Legal

Privacy policy

Last updated: April 26, 2026

tradingview-mcp Hosted (“we”, “tradingview-mcp”, the service running at mcp.cryptosieve.com and pro.cryptosieve.com) is operated as a sole proprietorship by Ahmet Atila in Istanbul, Türkiye. We try to collect as little as we can get away with while still running the service.

The short version. We hold your email address, a hashed version of your API key, and a 30-day log of how often you called the service. We share data with Dodo Payments (billing) and Resend (transactional email). We don’t sell anything to anyone. Email [email protected] to delete your data and we’ll do it within 30 days.

1. What we collect

Account data

Email address — provided when you check out via Dodo Payments. Used to send you the welcome email containing your API key and to contact you about your subscription.
Google account profile (name, email, avatar) — only if you sign in to the dashboard at pro.cryptosieve.com. Stored in our Postgres database via Better Auth. Used to show your account page; not used for marketing.

Service data

API key (hash only) — we store a SHA-256 hash and the first 12 characters as a prefix. We never store the raw key. If you lose it, we can’t recover it — you can issue a new one from /account/keys.
Usage logs — for each tool call: timestamp, HTTP method, response status, the path that was called, and your key id. We do not log the content of your prompts or the JSON responses returned by the upstream MCP server. Used for rate limiting, quota enforcement, and abuse investigation. Auto-purged after 30 days.
Webhook events from Dodo Payments — the raw event body is stored to make webhook delivery idempotent (we don’t double-charge or double-provision keys when Dodo retries). Retained for 90 days.

What we do NOT collect

The content of your Claude conversations.
The actual market data your tool calls return.
Cookies, except a session cookie set by Better Auth when you sign in.
Analytics, tracking pixels, advertising IDs, or fingerprinting on the landing page. There is no Google Analytics, Meta Pixel, or similar.

2. Who we share it with

We use a small number of third-party processors.
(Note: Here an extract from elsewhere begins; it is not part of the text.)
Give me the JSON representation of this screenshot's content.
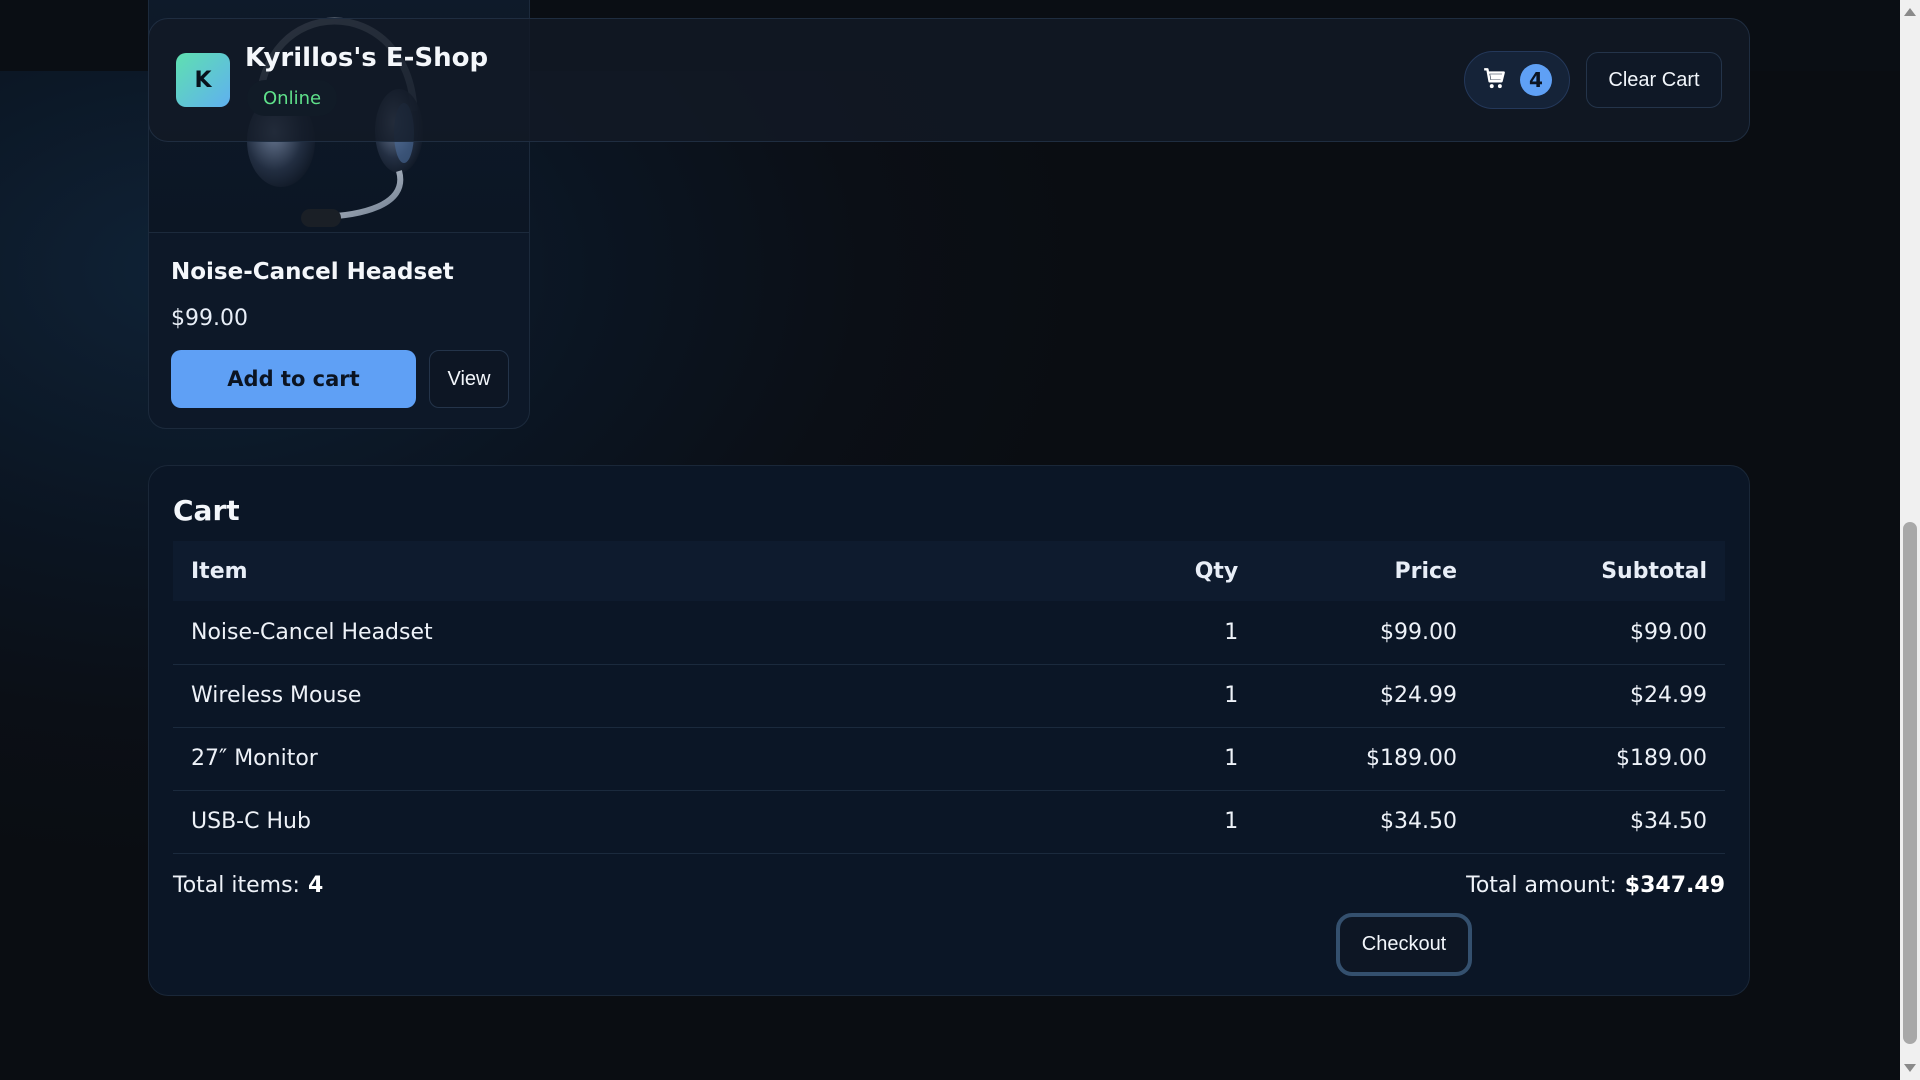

We don’t share your data with anyone else.

Dodo Payments (billing, payment processing) — receives your email and payment details when you subscribe. Dodo’s privacy policy.
Resend (transactional email) — receives your email address when we send you the welcome email or a password / key rotation notice. Resend’s privacy policy.
Anthropic / Claude — your tool calls flow Claude → tradingview-mcp gateway → upstream MCP server. We do not send your prompts or your conversation history to Anthropic. They see whatever you choose to send them when you talk to Claude; we have no role in that.
Hetzner (infrastructure host, EU/Germany) — hosts the virtual machine the service runs on. Hetzner privacy policy.
Google — only if you sign in to the dashboard with Google OAuth. Standard OAuth profile claims.

3. How long we keep it

Active subscription: account email + key hash retained while your subscription is active.
Cancelled subscription: retained 90 days for billing reconciliation, then deleted.
Usage logs: rolling 30 days; older rows are dropped.
Webhook events: 90 days for idempotency + dispute defence.
Backups: nightly encrypted backups of the gateway database, retained 14 days.

4. Your rights (GDPR / CCPA)

You have the right to access, correct, export, or delete your personal data. To exercise any of these, email [email protected] from the email associated with your subscription. We respond within 30 days; for deletion this means revoking your API key, scrubbing your email from our tables, and removing logs that reference your key id.

Billing records that we’re legally required to retain (Türkiye tax regulations, EU VAT) cannot be deleted on request. After the legal retention period (typically 5 years), they are deleted automatically.

5. Security

API keys are stored as SHA-256 hashes; raw keys are shown once and never persisted server-side.
Traffic to mcp.cryptosieve.com and pro.cryptosieve.com is TLS-only (Caddy auto-renews via Let’s Encrypt).
Webhooks from Dodo Payments are HMAC-SHA256 verified before any side effect.
Admin actions on the gateway require a bearer token; raw keys can’t be retrieved from the database, only revoked.

No system is ever fully secure. If you believe you’ve found a vulnerability, email [email protected] with subject line “security”. We’ll respond within 72 hours.

6. Children

The service is not directed at anyone under 18. We don’t knowingly collect data from children. If you believe a minor has subscribed, contact us and we’ll delete the account.

7. Changes

We’ll update this page when something material changes (new processor, new data category, longer retention). The “last updated” date at the top reflects the most recent change. For material changes that affect existing customers we’ll also send an email.

8. Contact

Ahmet Atila · [email protected] · Istanbul, Türkiye.